Por Samanta Sallum
O empresário brasiliense Oswaldo Scafuto, 41 anos, deu uma guinada estratégica no empreendimento para enfrentar a pandemia. Junto da equipe, percebeu a necessidade de uma adaptação rápida ao novo cenário e reagiu otimizando a gestão dos seus restaurantes. Com o sucesso consolidado do Santé 13, na Asa Norte, decidiu transformar o japonês Nikkei, no Setor de Clubes Sul, no Santé Lago.
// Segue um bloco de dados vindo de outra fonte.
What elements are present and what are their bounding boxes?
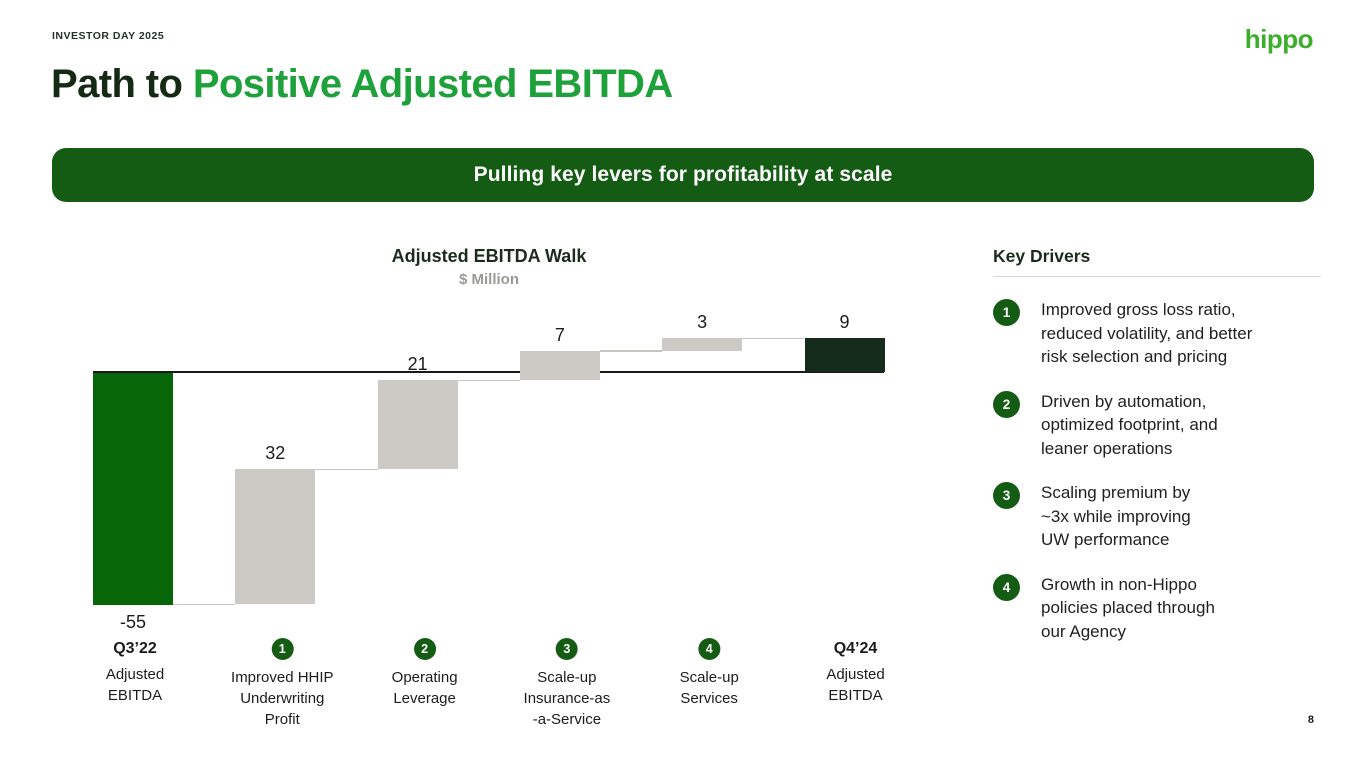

“Vendo a oscilação de movimento e de custo de matéria-prima no japonês, que tem uma cozinha muito sensível, com equipe reduzida, dificuldade de caixa e a necessidade de fazer mais do que nunca uma política de bom relacionamento com fornecedor, enxergamos que a melhor saída seria unificar à mesma bandeira do Santé, para que a gente pudesse ter um melhor aproveitamento de estoque, por exemplo”, conta.
A volta dos eventos
Segundo ele, já havia o plano de abrir o segundo Santé, mas não agora, nem substituindo uma outra operação. “O Nikkei ia muito bem até a pandemia”, lembra. A remodelagem do negócio deu certo. Aberto desde setembro do ano passado, bateu recorde de faturamento do local.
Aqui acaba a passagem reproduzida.